At the same time, Move continues to celebrate that realtor.com saw the greatest monthly traffic in its history during March, with only 33 million MUU. The site averaged 312 million MUUs during Q214. The site is quickly becoming a distant third with revenue only growing 7%, having long been surpassed by the two more aggressive and modern real estate marketplaces.
Growing The Marketplace
The intriguing potential in Zillow moves beyond attracting the advertising budgets of agents to the ability to sell add on services for consumers looking to buy a house. The mortgage revenue grew 45% to reach a record of $7.1 million in Q1, but it contracted to only $6.6 million in Q2. The marketplace processed 5.5 million loan requests and saw reviews of lenders reach over 75,000. The numbers were solid considering the weak mortgage market, but not eye-popping considering the company grew revenue by 68% as a whole. Peak selling season occurs during spring and summer seasons, so the growth in this category will be interesting to watch during the third quarter.

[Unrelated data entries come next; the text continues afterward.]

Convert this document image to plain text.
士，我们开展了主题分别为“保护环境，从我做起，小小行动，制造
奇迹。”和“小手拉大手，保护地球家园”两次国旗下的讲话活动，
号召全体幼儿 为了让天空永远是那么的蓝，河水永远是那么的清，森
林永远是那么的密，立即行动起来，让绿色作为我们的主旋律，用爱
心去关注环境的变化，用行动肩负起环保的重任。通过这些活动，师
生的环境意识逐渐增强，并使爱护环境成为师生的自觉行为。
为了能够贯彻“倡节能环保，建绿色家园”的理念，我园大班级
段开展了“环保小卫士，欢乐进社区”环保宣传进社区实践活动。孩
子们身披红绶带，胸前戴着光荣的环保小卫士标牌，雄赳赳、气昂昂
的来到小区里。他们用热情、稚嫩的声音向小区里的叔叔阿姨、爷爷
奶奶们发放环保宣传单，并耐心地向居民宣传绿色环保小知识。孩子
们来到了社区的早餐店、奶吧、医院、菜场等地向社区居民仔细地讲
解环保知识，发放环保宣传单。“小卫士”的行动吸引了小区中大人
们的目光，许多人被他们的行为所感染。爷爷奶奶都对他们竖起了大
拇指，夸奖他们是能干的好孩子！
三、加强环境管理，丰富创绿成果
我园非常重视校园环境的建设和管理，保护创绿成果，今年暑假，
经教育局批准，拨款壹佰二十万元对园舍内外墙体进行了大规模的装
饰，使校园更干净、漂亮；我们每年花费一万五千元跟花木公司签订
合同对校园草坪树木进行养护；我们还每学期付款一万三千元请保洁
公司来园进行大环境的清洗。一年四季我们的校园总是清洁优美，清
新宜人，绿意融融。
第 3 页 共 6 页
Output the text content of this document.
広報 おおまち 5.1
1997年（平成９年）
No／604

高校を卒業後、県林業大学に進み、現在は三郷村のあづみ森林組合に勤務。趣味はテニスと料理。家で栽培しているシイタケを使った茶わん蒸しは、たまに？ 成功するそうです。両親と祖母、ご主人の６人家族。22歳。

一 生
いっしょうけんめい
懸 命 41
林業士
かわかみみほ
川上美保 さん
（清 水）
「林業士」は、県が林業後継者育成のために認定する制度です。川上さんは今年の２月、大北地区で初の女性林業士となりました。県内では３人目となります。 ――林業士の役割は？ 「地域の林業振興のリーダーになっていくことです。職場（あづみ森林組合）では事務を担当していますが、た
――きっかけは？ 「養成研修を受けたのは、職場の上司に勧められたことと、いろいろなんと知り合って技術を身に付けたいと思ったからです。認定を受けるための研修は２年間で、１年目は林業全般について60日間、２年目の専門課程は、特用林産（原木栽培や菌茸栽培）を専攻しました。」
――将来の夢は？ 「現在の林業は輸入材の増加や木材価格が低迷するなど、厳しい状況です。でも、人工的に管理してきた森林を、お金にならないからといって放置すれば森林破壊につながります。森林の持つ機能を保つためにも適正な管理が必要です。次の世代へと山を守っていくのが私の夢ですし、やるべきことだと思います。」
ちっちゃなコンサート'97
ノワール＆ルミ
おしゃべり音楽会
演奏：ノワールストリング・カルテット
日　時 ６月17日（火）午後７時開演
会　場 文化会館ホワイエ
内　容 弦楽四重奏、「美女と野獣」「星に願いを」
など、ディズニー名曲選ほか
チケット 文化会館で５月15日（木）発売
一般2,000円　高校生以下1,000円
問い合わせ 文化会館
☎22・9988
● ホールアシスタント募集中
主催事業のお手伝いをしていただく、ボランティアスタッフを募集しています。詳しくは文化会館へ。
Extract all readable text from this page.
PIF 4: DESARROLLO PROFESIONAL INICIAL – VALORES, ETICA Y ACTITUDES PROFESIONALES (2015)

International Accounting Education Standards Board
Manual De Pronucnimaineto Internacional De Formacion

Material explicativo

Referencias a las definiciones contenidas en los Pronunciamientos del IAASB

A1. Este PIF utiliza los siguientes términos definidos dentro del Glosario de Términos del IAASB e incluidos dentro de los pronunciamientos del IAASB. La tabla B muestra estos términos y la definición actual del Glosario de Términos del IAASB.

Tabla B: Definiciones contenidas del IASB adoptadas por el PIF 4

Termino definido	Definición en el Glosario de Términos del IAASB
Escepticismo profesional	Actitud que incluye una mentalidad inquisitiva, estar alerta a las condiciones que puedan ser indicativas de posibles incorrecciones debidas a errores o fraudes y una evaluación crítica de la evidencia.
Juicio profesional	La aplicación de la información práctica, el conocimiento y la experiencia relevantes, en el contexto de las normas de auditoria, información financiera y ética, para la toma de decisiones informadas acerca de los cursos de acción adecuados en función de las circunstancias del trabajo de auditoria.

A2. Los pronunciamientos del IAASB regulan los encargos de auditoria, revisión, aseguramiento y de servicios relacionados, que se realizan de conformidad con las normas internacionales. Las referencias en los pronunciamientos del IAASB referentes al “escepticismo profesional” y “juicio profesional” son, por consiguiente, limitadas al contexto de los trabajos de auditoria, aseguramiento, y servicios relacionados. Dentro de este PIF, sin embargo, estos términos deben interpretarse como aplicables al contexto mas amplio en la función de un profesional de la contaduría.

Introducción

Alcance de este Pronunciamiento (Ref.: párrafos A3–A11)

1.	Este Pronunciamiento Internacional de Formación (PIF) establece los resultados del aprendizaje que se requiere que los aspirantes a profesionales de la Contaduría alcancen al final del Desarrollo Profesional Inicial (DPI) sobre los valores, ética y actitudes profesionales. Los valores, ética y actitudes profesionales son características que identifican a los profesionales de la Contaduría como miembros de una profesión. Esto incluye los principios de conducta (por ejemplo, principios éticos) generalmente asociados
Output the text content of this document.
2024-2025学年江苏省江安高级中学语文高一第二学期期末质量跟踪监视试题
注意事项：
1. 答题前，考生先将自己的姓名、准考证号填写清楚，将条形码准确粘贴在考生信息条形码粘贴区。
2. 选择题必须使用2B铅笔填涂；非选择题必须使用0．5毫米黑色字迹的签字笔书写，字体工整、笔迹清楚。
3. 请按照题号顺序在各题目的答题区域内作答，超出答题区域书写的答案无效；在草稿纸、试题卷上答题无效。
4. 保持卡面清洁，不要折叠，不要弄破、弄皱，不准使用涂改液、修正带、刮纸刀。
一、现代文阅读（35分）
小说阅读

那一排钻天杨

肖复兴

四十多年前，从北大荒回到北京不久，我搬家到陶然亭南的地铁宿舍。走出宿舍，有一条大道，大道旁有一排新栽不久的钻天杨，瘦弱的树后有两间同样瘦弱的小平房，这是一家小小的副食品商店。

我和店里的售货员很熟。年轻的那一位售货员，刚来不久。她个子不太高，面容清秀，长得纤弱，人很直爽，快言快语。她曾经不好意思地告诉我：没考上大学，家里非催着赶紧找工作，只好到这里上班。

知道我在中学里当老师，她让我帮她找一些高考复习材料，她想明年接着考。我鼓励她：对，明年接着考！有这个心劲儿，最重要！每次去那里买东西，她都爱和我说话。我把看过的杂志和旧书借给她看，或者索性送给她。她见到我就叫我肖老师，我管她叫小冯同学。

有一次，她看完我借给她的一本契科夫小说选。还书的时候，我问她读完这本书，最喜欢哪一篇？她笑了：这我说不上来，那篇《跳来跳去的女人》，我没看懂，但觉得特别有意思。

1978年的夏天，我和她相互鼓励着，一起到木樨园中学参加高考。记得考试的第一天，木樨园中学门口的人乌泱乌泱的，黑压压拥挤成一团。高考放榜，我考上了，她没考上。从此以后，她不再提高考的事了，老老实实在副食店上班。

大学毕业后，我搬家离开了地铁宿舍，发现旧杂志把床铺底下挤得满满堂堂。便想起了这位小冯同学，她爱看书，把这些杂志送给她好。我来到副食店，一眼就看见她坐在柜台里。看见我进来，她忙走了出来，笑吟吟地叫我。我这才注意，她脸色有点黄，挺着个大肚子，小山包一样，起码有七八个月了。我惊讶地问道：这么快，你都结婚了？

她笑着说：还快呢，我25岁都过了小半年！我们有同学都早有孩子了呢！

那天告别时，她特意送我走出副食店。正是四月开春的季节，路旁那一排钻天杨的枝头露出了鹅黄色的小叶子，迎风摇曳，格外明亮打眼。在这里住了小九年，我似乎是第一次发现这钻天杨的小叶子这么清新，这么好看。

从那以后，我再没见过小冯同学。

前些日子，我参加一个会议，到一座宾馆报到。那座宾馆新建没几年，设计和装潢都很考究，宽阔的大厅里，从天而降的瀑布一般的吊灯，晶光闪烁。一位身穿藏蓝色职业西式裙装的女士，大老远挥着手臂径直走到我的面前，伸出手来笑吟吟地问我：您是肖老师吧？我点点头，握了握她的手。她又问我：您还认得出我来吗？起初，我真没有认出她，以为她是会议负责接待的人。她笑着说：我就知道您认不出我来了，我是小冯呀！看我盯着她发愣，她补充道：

Zillow avoided the carnage of social media and other high-flying stocks because of the growing realization that the company had the ability to consolidate the real estate market single-handedly. Not only was Zillow pulling away from the competition of Trulia and Move, but the company also generated a small profit to start the year.
Now with the deal to buy Trulia, the combined company is worth around $7.3 billion and trades at nearly 13x revenue estimates for this year. The stock was originally sky-high, based on the ability to consolidate the leading online real estate marketplace leading to a much higher valuation down the road as a stand-alone entity. Now it appears that some of the upside is capped and the company faces integration issues that could stall stock appreciation. In addition, the move to create an industry leader amongst the upstart players in the industry could cause a backlash by agents not wanting a new entrant in the business to control so much market share.
The previous tailwind keeping Zillow sky-high appears like a headwind now.
Disclosure: The author has no positions in any stocks mentioned, but may initiate a short position in Z over the next 72 hours. The author wrote this article themselves, and it expresses their own opinions. The author is not receiving compensation for it (other than from Seeking Alpha). The author has no business relationship with any company whose stock is mentioned in this article.